Just like Kuelhs, Hersam is a runner and he also competed in the first Bermuda Triangle Challenge, posting a number of respectable times in the process.

Hersam wrote his race diary experience on the Runner's World online site earlier this year and it remains posted on the site.

All of which adds up to a commendable piece of marketing PR for the race weekend and Bermuda.

The pair were brought to Bermuda through a long-standing association between the event and Boston-based Marathon Tours.

Marathon Tours owner Thom Gilligan invited the journalists to come and try the new 'challenge' and the race committee agreed to play hosts, with the assistance of Fairmont Hotels, another of International Race Weekend's key backers.

Peter Lever, one of the event organisers, feels certain there will now be benefits visible in the number of competitors taking part in 2009, particularly those looking to have a go at the unique Bermuda Triangle Challenge now that it has been proven a success and featured so prominently in the Runner's World publication.

Lever said: "Dave Kuelhs came and took part and wrote about it and that was influenced by Hersam. He was so enthusiastic about it."

Since January the race committee have been working to promote the 2009 festival of running, with Lever personally manning the Bermuda stall at the Boston and London Marathon expos.

It may be more than half-a-year away, but entries for the 2009 races are already being taken, and the earlier you enter the cheaper it is.

Lever is urging locals who want to take part to visit the web address www.bermudaraceweekend.com and sign up now before the incremental rises in entry cost start to kick in as the year progresses.

Race secretary Pam Shailer said she was particularly pleased to have seen Runner's World vice president's Hersam's Internet report, saying: "He enjoyed coming over with his family. His daughter won her age group in the 10K and it was that family participation that he really enjoyed."

Next year's race weekend is shaping up well, with enquiries already coming in from overseas athletes who have heard about it through the promotion at various expo events and now through Runner's World.

Entries for the three-race Triangle Challenge are being limited to the first 400 to tie-in with Bermuda's 400th anniversary.

Bermuda gets a second bite of the cherry in the current edition of Runner's World as veteran athlete and 'honourary Bermudian runner' Sid Howard is featured in the 'Real Runners' section.

The magazine picks up on previous stories in the Mid Ocean News about how American former world age-record holder for the 800m has run in all but one of Bermuda's International Race Weekends since 1979 and almost as many times as an unofficial competitor in the Bermuda Half Marathon Derby during the same three decades.

Last year the May 24 committee agreed that Howard had, on account of his longevity as a Bermuda race entrant, earned the right to be an official entrant with a race number.

Under the headline 'Bandit no More' the magazine reports: "Howard's favourite race is the one that he only recently became eligible to run. For 25 years, the 69-year-old from Plainfield, New Jersey, has bandited the Bermuda Half Marathon Derby, which is for residents only.

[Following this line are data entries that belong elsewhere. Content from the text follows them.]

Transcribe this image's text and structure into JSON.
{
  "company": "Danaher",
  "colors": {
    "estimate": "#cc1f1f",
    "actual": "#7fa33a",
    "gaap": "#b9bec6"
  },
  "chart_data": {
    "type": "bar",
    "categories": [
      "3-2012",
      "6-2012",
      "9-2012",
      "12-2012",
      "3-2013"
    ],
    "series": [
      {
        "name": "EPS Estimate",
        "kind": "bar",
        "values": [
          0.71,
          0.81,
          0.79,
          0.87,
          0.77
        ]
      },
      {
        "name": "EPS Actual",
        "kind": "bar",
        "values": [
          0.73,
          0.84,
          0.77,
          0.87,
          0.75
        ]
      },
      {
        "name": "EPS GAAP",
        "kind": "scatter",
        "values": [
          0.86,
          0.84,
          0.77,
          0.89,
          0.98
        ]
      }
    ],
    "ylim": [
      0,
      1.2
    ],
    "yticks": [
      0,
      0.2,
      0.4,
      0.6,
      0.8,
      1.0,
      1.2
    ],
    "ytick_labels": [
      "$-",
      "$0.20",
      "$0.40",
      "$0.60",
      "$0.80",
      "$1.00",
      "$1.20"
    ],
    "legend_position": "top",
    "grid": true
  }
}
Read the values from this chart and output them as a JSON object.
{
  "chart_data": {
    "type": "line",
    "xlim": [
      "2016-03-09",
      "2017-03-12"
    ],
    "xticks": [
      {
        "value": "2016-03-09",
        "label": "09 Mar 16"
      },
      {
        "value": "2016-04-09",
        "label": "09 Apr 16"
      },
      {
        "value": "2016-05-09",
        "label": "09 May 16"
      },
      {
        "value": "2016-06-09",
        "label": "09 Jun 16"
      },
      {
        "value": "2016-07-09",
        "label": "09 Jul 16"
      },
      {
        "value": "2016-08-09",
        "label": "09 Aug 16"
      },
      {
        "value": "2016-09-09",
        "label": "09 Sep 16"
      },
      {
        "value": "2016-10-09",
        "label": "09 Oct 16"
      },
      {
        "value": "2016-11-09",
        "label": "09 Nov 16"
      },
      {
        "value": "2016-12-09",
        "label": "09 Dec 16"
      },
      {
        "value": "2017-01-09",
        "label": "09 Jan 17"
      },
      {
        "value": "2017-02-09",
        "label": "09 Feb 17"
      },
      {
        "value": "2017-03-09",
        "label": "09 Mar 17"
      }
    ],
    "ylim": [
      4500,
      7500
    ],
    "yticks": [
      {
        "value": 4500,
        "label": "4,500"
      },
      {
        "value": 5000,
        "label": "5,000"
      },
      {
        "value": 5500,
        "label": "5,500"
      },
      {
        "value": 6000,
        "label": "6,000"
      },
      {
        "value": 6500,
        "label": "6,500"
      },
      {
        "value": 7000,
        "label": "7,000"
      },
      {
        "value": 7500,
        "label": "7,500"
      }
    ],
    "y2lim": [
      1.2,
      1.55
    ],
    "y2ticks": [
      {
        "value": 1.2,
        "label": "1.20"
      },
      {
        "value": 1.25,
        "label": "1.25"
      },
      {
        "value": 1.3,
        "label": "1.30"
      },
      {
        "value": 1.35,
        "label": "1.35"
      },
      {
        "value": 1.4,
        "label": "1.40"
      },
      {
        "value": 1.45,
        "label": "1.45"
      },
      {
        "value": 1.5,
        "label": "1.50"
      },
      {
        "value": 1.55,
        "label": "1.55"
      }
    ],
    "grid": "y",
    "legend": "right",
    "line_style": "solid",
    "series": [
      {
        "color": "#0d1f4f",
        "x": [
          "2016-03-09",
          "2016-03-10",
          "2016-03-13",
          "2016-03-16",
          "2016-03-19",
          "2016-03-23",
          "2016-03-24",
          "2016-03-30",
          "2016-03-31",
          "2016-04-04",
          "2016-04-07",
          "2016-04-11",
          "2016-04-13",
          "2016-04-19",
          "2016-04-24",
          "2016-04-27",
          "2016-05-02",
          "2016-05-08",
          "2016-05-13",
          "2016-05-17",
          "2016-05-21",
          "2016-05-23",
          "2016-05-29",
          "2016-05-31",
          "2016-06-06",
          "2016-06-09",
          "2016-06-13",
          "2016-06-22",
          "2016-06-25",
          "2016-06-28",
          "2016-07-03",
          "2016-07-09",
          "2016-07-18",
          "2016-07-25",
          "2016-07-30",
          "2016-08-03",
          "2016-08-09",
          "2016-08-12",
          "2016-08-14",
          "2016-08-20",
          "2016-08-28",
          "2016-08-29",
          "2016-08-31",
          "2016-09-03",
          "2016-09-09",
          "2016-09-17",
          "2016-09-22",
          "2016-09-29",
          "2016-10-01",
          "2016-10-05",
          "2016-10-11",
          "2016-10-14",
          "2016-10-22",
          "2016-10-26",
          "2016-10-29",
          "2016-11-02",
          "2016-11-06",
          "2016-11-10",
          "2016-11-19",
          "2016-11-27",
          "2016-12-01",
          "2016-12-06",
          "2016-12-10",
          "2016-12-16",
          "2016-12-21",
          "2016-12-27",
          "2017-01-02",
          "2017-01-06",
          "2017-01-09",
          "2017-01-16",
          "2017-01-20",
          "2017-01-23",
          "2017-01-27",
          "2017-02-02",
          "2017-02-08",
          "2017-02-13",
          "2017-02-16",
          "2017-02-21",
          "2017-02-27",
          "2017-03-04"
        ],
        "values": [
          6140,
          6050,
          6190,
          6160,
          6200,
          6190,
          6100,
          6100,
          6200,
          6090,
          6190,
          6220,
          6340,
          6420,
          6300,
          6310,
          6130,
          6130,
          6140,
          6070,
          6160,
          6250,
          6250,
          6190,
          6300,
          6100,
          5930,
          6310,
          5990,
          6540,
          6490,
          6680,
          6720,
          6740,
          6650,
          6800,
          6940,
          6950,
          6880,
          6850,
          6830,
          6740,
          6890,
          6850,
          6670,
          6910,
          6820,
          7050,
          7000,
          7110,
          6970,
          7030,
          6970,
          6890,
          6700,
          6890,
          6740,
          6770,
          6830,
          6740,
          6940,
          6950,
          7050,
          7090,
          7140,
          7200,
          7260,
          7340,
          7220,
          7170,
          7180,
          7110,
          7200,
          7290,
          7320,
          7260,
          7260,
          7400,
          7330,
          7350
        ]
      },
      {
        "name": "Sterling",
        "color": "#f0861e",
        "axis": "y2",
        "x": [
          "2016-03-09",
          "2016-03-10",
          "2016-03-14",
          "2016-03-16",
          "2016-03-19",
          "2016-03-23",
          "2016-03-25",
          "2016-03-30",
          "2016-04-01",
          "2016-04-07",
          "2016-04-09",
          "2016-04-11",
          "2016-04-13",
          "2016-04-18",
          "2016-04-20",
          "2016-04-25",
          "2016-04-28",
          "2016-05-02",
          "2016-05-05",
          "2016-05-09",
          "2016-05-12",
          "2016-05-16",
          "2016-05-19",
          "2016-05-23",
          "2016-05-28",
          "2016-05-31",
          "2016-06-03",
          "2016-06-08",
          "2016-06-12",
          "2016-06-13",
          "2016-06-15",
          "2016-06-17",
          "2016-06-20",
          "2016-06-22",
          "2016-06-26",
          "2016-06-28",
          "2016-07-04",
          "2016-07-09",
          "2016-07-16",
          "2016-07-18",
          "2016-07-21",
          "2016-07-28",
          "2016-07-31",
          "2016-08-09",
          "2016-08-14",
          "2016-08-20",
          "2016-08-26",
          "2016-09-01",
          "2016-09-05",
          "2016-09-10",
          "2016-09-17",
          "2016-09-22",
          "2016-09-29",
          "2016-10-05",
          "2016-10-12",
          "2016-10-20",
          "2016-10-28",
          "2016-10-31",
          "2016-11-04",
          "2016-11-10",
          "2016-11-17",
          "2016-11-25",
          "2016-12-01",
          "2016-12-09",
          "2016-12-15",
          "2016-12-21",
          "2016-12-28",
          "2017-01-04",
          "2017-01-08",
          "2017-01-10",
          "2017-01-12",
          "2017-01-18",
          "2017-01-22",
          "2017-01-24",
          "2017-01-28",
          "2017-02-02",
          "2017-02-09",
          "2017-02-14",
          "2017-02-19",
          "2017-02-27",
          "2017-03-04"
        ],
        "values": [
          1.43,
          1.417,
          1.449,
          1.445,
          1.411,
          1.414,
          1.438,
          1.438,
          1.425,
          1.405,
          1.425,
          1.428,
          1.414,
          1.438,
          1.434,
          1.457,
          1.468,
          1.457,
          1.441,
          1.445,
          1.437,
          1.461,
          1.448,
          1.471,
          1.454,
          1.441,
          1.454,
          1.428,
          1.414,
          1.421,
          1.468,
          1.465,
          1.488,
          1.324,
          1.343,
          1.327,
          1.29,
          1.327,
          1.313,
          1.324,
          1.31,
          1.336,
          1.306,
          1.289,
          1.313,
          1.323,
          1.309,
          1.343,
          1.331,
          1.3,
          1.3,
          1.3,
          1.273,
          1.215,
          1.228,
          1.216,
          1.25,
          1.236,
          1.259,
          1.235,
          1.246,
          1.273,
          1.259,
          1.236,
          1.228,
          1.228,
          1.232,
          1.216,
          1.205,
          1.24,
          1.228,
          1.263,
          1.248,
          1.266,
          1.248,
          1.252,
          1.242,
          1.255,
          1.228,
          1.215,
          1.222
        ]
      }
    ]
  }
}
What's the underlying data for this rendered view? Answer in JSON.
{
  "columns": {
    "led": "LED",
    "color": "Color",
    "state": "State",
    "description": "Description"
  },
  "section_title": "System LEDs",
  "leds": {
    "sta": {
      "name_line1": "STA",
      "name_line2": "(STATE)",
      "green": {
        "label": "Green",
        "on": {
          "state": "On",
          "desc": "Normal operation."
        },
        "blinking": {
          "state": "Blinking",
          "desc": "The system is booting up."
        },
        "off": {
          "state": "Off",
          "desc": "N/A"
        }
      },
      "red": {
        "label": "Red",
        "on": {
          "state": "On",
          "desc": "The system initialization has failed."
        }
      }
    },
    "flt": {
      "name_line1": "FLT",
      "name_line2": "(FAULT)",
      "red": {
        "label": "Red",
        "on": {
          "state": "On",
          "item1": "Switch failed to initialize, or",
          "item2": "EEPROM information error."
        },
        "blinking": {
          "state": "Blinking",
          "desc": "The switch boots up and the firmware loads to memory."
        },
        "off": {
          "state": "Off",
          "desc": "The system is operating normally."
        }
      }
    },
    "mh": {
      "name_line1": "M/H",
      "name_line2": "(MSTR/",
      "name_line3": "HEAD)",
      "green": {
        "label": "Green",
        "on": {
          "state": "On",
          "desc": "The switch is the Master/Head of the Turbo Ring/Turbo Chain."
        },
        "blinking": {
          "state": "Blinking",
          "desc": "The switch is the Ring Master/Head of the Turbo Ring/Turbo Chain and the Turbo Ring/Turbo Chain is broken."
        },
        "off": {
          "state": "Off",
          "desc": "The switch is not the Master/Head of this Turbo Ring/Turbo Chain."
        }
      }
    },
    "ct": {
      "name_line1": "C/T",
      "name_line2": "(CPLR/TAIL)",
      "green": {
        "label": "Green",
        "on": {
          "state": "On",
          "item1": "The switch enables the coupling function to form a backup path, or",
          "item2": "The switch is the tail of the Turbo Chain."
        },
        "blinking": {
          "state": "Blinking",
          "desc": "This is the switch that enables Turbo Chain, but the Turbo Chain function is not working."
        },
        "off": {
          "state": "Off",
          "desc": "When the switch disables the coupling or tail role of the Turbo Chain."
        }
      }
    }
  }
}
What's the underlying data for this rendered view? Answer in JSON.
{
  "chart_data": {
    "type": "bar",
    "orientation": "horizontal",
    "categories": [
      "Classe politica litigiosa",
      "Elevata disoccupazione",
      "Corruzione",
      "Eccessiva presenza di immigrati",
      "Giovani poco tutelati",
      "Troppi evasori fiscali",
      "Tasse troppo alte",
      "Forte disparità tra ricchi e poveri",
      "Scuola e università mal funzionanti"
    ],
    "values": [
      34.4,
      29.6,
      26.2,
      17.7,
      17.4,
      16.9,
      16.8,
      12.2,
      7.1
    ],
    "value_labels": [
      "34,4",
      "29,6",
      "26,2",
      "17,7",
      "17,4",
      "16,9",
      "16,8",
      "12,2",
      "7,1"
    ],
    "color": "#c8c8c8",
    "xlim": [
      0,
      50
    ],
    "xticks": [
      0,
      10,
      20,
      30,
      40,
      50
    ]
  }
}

"I would duck out just before the finish line", he says. In 2007, organisers granted him official entry. Howard, who won the indoor mile and 800 metres at the 2007 USA Masters Indoor Track and Field Championships, will be pinning on a Bermuda bib for the second time this May.

Alas, Howard was unable to compete in this year's May 24 race as he was injured. But the crowd favourite has told the Mid Ocean News he intends to return to the Island next year to compete.